Part of the concept of ‘Disruption’ is that important new technologies tend to be bad at the things that matter to the previous generation of technology, but they do something else important instead. Asking if an LLM can do very specific and precise information retrieval might be like asking if an Apple II can match the uptime of a mainframe, or asking if you can build Photoshop inside Netscape. No, they can’t really do that, but that’s not the point and doesn’t mean they’re useless. They do something else, and that ‘something else’ matters more and pulls in all of the investment, innovation and company creation. Maybe, 20 years later, they can do the old thing too - maybe you can run a bank on PCs and build graphics software in a browser, eventually - but that’s not what matters at the beginning. They unlock something else.
What is that ‘something else’ for generative AI, though? How do you think conceptually about places where that error rate is a feature, not a bug?
Machine learning started working as image recognition, but it was much more than that, and it took a while to work out that the right way to think about it was as pattern recognition. You could philosophise for a long time about the ‘right way’ to think about what PCs, the web or mobile really were. What is that for generative AI? I don’t think anyone has really worked it out yet, but using it as a new set of API calls within traditional patterns of software feels like using the new thing to do the old things.

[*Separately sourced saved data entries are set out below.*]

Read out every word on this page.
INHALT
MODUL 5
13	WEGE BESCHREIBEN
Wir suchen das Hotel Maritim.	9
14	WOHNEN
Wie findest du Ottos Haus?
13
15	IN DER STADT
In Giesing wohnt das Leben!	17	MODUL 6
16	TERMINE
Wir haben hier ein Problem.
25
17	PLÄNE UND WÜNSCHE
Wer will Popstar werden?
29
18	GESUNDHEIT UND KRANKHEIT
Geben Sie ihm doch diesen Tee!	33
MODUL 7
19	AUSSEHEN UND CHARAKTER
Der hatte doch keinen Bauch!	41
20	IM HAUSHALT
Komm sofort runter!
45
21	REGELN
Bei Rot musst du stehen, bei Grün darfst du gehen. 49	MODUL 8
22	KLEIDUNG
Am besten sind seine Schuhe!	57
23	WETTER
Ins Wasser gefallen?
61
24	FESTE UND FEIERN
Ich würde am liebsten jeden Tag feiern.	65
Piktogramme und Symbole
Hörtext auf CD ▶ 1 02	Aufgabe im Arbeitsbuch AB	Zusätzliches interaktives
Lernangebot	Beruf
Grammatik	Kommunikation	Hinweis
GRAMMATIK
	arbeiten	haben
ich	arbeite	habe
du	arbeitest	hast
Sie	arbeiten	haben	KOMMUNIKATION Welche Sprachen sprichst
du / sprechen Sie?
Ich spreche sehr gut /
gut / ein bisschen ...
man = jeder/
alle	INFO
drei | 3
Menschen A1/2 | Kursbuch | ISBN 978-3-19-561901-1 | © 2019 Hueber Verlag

Meanwhile, there’s an old English joke about a Frenchman who says ‘that’s all very well in practice, but does it work in theory?’ You can spend too long philosophising about ‘what this really means’ and not enough time just going out and building and using things, and this is a chart of exactly that - everyone in Silicon Valley is building things with AI. Some of them will be wrong and many will be boring, but some of them will find the new thing.

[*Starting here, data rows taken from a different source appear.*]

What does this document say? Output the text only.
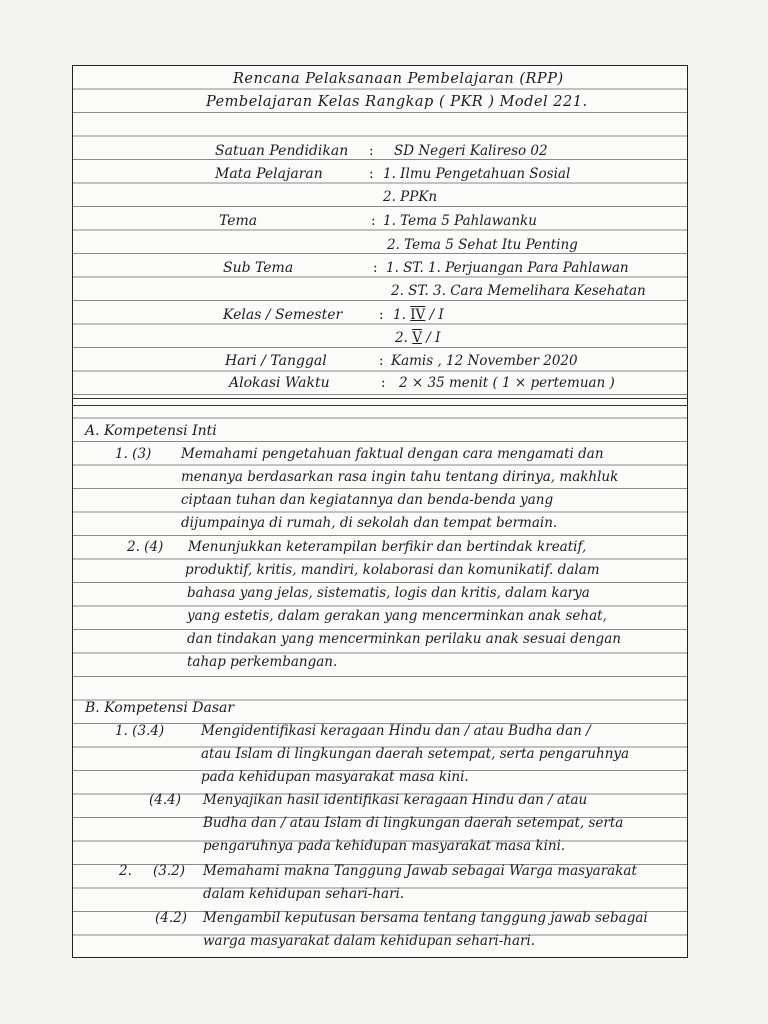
Rencana Pelaksanaan Pembelajaran (RPP)
Pembelajaran Kelas Rangkap ( PKR ) Model 221.
Satuan Pendidikan : SD Negeri Kalireso 02
Mata Pelajaran	: 1. Ilmu Pengetahuan Sosial
2. PPKn
Tema	: 1. Tema 5 Pahlawanku
2. Tema 5 Sehat Itu Penting
Sub Tema	: 1. ST. 1. Perjuangan Para Pahlawan
2. ST. 3. Cara Memelihara Kesehatan
Kelas / Semester	: 1. IV / I
2. V / I
Hari / Tanggal	: Kamis , 12 November 2020
Alokasi Waktu	: 2 × 35 menit ( 1 × pertemuan )
A. Kompetensi Inti
1. (3) Memahami pengetahuan faktual dengan cara mengamati dan
menanya berdasarkan rasa ingin tahu tentang dirinya, makhluk
ciptaan tuhan dan kegiatannya dan benda-benda yang
dijumpainya di rumah, di sekolah dan tempat bermain.
2. (4) Menunjukkan keterampilan berfikir dan bertindak kreatif,
produktif, kritis, mandiri, kolaborasi dan komunikatif. dalam
bahasa yang jelas, sistematis, logis dan kritis, dalam karya
yang estetis, dalam gerakan yang mencerminkan anak sehat,
dan tindakan yang mencerminkan perilaku anak sesuai dengan
tahap perkembangan.
B. Kompetensi Dasar
1. (3.4)	Mengidentifikasi keragaan Hindu dan / atau Budha dan /
atau Islam di lingkungan daerah setempat, serta pengaruhnya
pada kehidupan masyarakat masa kini.
(4.4) Menyajikan hasil identifikasi keragaan Hindu dan / atau
Budha dan / atau Islam di lingkungan daerah setempat, serta
pengaruhnya pada kehidupan masyarakat masa kini.
2. (3.2) Memahami makna Tanggung Jawab sebagai Warga masyarakat
dalam kehidupan sehari-hari.
(4.2) Mengambil keputusan bersama tentang tanggung jawab sebagai
warga masyarakat dalam kehidupan sehari-hari.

However, all of these companies are still a bet on one philosophy being right: they are a bet that the generative AI won’t generalise entirely, because if it did, we wouldn’t need all these individual products.
These kinds of puzzles also remind me of a meeting I had in February 2005, now almost exactly 20 years ago, with a VP from Motorola, at the MWC mobile conference in Cannes. The iPod was the hot product, and all the phone OEMs wanted to match it, but the micro-HDD that Apple was using would break very reliably if you dropped your device. The man from Motorola pointed out that this was partly a problem of expectation and perception: if you dropped your iPod and it broke, you blamed yourself, but if you dropped your phone and it broke, you blamed the phone maker, even though it was using the same hardware.
Six months later Apple switched from HDDs to flash memory with the Nano, and flash doesn’t break if you drop it. But two years later Apple started selling the iPhone, and now your phone does break if you drop it, but you probably blame yourself. Either way, we adopted a device that breaks if you drop if with a battery that lasts a day instead of a week, in exchange for something new that came with that. We moved our expectations. This problem of expectation and perception seems to apply right now to generative AI. After 50 years of consumer computing, we have been trained to expect computers to be ‘right’ - to be predictable, deterministic systems. That’s the premise of my elevator test. But if you flip that expectation, what do you get in return?